- Developer: Legend
- Publishers: UK: Legend; NA: Eurosoft International;
- Platforms: ZX Spectrum, Commodore 64
- Release: 1983: ZX Spectrum 1984: C64
- Genre: Interactive fiction
- Mode: Single-player

= Valhalla (video game) =

1983 video game

Valhalla is a text adventure with graphics published in 1983 by the British studio Legend for the ZX Spectrum. It reached number one in the UK sales charts. The Commodore 64 version of the game was released in 1984 and reached number five.

==Gameplay==

Screenshot

In Valhalla the characters move through various Nordic locations with accompanying text at the bottom of the screen detailing all character actions. It is set mainly in Asgard and Midgard, though when the character dies, it reappears in Hell (Niflheim under another name) and is able to walk out.

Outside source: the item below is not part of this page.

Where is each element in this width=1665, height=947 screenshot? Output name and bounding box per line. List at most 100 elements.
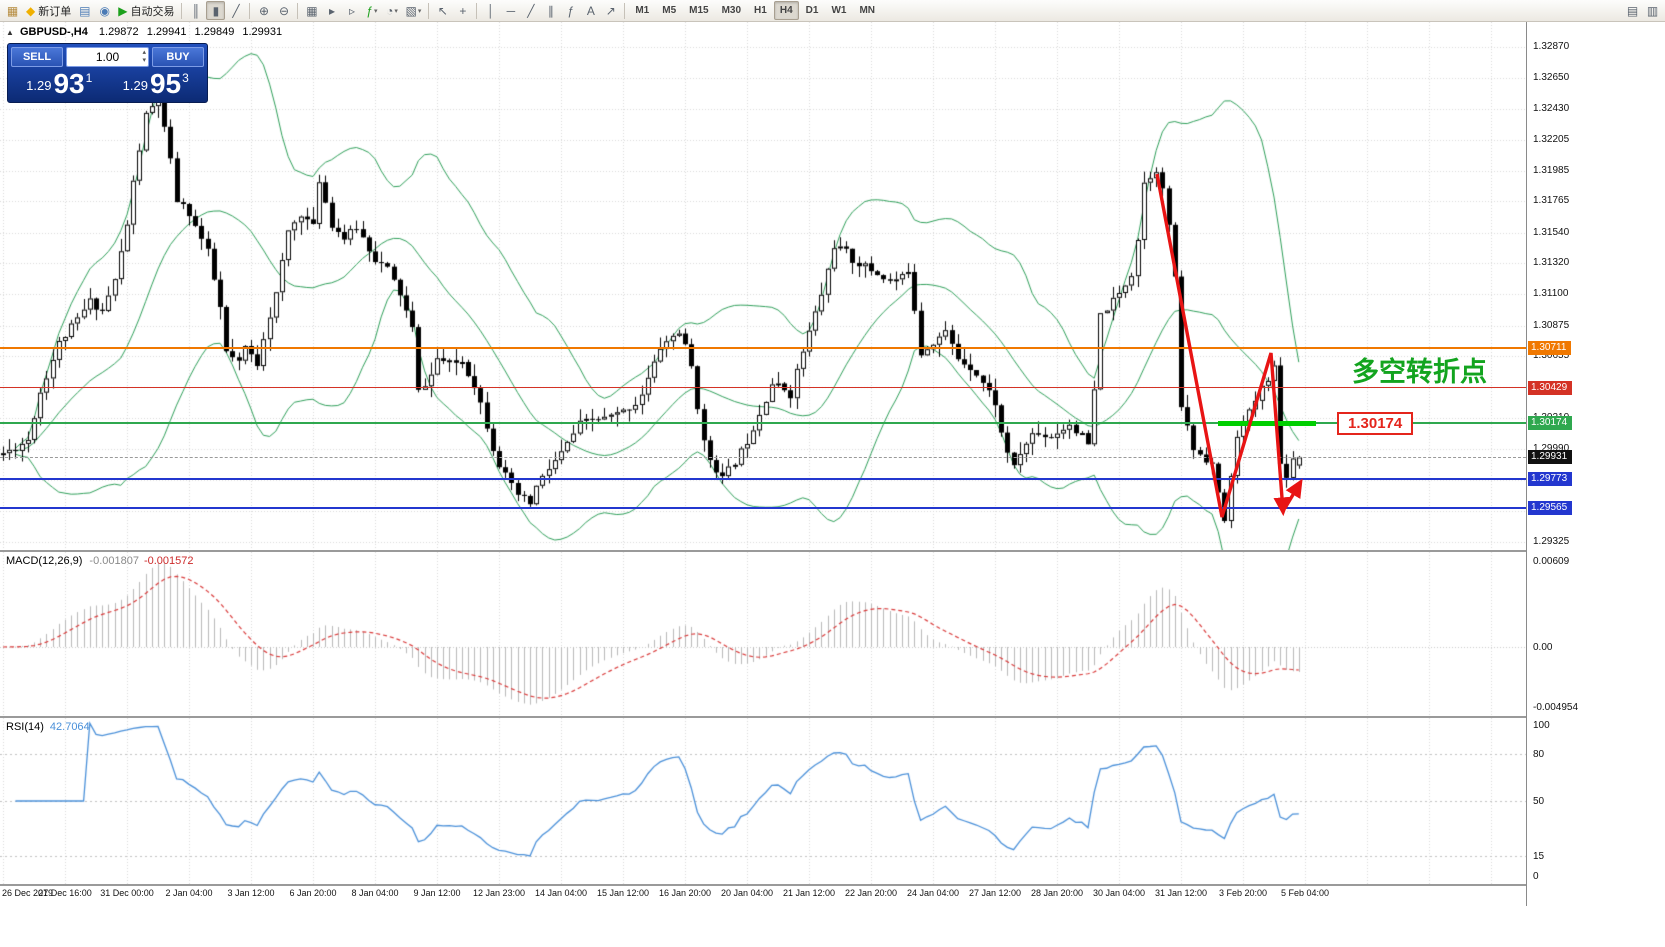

The game's text parser understands most multi-part sentences, as long as they are written using the words listed in the manual. Listing the accepted words was not seen in most similar titles of the time.

The aim is to collect six mythical objects: Ofnir (key), Drapnir (ring), Skornir (shield), Skalir (sword), Felstrong (axe), and Grimnir (helmet). To obtain all the items, the player receives help from various characters from Norse mythology. If the player dies while holding any of the six items, it will be lost and moved to a new location. These objects are required to access otherwise unreachable parts of the game, such as Valhalla, but carrying any of the items saps the player's strength.

The character has an alignment (between good and evil) that changes depending on which of the other characters are helped. The more the player helps good characters, the more other good characters will help the player in their quest. Characters include gods, goddesses, dwarves, dragons, wolves, a snake, and a raven.

The characters move and interact independent of any action by the player. If the player does nothing, the game 'plays' itself, with the characters moving about while the player decides what to do.

Typing in a swear word causes a dwarf to dash onto the screen to punch the player while generating the message "Mary is not amused....". Mary can be found in El Vinos and even if killed, she returns within a minute.

The game engine has a limit of eight objects to be left in any one location, whether on the ground, in a chest, or in a cupboard. If the player drops an object in an area where the limit has been reached, a character called Klepto appears to steal the item, removing it from the game.

== Development ==
The publishing house Legend, founded and managed by John Peel, had previously published titles under the Microl label which financed the development of Valhalla. The game was developed by Richard Edwards, Graham Asher, Charles Goodwin, James Learmont, and Andrew Owen using a system they named "Movisoft" which Peel hoped would become "the adventure game equivalent of CP/M". The system occupied 4K of the game footprint and used machine code, with the rest of the game engine and text parser written in Sinclair BASIC. The C64 version of the game was released in the first half of 1984 and featured larger and coloured character graphics.

The cover of the game, as well as the loading screen, features a drawing of the Sutton Hoo helmet, an artifact from the 7th century believed to have belonged to King Rædwald of East Anglia.